The railway arrived in 1848-49, and at last Plymouth had a rapid connection with the rest of the country. Isambard Kingdom Brunel's magnificent railway bridge over the Tamar, completed shortly before the great man's death in 1859, had more than a mere practical significance - it was a symbol of Plymouth moving with the times.
John Foulston's Theatre Royal provided entertainment for those who could afford it, while those of lesser means could promenade on the pier or take the air on the Hoe. In the 1920s and 1930s, transatlantic liners anchored in the Sound, discharging passengers such as Charlie Chaplin, Mary Pickford and Rudolph Valentino to catch their train to London from the Millbay Docks.

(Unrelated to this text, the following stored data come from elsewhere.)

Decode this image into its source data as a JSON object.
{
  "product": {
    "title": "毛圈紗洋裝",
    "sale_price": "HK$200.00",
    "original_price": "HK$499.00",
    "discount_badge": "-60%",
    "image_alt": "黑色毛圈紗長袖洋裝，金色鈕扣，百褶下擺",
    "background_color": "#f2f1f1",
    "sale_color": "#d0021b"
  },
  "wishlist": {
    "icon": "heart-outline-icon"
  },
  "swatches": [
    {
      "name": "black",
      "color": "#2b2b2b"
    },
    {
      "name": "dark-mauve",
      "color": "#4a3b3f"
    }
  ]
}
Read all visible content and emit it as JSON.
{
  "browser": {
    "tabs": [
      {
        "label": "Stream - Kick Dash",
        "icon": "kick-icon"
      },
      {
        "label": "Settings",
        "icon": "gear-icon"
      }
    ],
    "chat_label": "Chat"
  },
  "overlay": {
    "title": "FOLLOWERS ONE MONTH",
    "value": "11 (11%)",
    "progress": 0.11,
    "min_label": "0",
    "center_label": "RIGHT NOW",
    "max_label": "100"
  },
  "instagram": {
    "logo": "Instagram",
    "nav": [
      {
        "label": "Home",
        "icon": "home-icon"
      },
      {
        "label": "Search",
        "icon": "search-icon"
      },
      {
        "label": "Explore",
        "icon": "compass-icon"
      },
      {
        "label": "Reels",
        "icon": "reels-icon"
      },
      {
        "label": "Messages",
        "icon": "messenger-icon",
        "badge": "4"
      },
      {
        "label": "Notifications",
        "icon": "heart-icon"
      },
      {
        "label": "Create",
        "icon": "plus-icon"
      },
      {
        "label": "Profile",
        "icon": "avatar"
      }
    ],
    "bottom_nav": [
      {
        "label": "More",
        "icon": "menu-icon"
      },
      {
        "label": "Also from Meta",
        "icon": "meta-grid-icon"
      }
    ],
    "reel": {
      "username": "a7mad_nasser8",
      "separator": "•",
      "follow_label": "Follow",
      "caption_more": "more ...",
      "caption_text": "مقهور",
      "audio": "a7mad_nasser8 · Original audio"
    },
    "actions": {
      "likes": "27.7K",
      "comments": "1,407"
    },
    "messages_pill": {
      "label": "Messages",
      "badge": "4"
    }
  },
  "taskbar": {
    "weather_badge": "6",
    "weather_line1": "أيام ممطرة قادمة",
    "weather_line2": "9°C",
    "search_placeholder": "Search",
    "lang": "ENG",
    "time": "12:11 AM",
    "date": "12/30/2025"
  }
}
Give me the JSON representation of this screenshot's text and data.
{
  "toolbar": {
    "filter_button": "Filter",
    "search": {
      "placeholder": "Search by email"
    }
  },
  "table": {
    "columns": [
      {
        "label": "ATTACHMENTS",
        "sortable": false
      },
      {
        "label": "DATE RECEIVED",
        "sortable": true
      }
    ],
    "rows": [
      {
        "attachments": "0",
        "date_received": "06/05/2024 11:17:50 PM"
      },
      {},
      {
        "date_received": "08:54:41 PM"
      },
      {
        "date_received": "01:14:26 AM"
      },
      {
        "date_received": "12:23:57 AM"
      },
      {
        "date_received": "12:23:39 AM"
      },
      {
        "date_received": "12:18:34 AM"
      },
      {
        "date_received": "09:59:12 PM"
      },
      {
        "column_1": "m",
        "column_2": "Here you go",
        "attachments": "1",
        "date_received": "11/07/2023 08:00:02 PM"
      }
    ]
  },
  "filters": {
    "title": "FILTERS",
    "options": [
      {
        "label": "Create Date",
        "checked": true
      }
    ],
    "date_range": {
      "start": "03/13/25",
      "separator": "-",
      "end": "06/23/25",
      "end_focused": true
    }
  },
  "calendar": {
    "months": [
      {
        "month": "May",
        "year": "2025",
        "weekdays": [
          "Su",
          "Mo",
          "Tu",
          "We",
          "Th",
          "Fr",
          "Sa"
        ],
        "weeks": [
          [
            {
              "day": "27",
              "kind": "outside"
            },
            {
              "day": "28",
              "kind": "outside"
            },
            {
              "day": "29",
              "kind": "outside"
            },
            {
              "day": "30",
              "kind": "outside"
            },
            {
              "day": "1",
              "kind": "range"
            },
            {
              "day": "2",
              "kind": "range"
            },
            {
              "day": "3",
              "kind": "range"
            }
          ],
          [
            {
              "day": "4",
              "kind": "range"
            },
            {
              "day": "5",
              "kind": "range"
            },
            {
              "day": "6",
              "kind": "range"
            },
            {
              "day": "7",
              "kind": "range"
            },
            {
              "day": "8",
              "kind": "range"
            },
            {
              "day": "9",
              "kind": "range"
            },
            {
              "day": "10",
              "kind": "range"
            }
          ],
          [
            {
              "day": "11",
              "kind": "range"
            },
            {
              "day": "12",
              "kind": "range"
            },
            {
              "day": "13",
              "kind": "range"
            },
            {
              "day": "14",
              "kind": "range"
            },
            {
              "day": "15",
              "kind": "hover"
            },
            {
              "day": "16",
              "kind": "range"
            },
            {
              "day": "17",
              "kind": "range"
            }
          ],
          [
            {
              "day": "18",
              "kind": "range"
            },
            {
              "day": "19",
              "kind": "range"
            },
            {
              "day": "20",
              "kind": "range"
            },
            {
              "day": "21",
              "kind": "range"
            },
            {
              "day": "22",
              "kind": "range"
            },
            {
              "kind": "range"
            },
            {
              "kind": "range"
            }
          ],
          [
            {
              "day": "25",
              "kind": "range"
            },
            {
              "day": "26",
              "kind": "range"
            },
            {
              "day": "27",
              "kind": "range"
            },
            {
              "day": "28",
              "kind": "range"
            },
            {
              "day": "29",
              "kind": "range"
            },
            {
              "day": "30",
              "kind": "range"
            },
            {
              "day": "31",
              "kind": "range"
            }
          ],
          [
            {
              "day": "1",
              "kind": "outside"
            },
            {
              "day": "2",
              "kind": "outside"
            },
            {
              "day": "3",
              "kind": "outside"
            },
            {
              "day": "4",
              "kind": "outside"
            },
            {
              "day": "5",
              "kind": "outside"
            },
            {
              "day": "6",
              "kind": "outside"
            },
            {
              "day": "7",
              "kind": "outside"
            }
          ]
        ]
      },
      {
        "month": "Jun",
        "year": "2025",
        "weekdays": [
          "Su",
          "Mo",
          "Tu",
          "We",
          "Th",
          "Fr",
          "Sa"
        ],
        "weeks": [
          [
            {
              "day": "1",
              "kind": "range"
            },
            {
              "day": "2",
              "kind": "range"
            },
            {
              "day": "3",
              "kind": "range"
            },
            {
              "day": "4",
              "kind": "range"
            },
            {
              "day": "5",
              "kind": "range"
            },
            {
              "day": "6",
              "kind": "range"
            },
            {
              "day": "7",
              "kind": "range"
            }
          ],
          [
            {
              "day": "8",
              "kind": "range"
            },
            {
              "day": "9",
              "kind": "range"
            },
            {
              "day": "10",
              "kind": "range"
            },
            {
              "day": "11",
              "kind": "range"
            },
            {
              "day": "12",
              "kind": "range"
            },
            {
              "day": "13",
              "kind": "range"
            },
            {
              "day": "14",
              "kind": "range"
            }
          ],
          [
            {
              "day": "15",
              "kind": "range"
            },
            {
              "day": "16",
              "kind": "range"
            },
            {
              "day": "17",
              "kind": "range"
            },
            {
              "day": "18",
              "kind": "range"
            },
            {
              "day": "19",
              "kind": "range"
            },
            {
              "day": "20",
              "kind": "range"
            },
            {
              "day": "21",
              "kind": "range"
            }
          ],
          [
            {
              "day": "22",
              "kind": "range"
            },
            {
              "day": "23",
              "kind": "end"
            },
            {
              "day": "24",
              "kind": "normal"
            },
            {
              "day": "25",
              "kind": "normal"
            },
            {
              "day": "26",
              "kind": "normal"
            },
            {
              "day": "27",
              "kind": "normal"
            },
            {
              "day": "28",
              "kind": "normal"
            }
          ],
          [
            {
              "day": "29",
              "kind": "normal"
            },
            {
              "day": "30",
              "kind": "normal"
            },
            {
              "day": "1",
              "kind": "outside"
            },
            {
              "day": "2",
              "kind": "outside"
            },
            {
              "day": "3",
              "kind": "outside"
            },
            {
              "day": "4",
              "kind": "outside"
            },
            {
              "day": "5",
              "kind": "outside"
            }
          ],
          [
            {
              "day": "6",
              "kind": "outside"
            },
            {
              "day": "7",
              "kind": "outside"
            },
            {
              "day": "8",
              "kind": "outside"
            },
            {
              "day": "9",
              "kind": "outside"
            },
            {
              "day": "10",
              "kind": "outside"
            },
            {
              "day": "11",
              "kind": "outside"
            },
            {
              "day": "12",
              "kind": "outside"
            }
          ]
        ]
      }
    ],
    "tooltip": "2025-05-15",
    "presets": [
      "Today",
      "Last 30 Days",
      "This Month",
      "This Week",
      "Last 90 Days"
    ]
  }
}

Plymouth prospered, but the clouds of war were gathering again; during the Second World War the city lived through its darkest hours. As a major naval port, Plymouth was high on the Luftwaffe's target list. A series of intense air raids in 1941 left the city devastated; much of the city centre was reduced to rubble, and fine buildings such as the Theatre Royal, the Royal Hotel, the Post Office and the Municipal Buildings were lost for ever. But the people of Plymouth were unbowed. Thousands left the city each night for the foothills of Dartmoor and safety from the bombs, and returned to work the next day. The shell of St Andrew's Church was planted with flowers and hundreds came to worship in the 'Garden Church', while on hot summer evenings, thousands would come from the ruined city to dance on the Hoe with digitaries like Lady Nancy Astor MP and cock a defiant snook at Nazism.
Once the war was over, thoughts turned to reconstruction. It is a loal joke that what Hitler started, the town planners finished: it is true that the new, geometric street plan of the city centre is a little uninspiring, but St Andrew's still stands, and the broad sweep of Armada Way leads one seawards to the heights of the Hoe.
Stand on the Promenade on a clear day and turn through 360 degrees, and all around are reminders of Plymouth's past. To the north are the blue hills of Dartmoor, source of the tin that caused the port to come into existence. West is the entrance to the Tamar, home to the frigates, aircraft carriers and submarines which slip in and out of port in all weathers, even in peacetime. Merchantmen anchor in the lee of the Breakwater, ready to discharge their cargoes of petrol and fertiliser on the wharves of the Plym, and trawlers set sail from a largely unchanged Barbican for the fishing grounds. And on the horizon, the Eddystone light winks unceasingly, a beacon for mariners heading for one of Britain's great ports.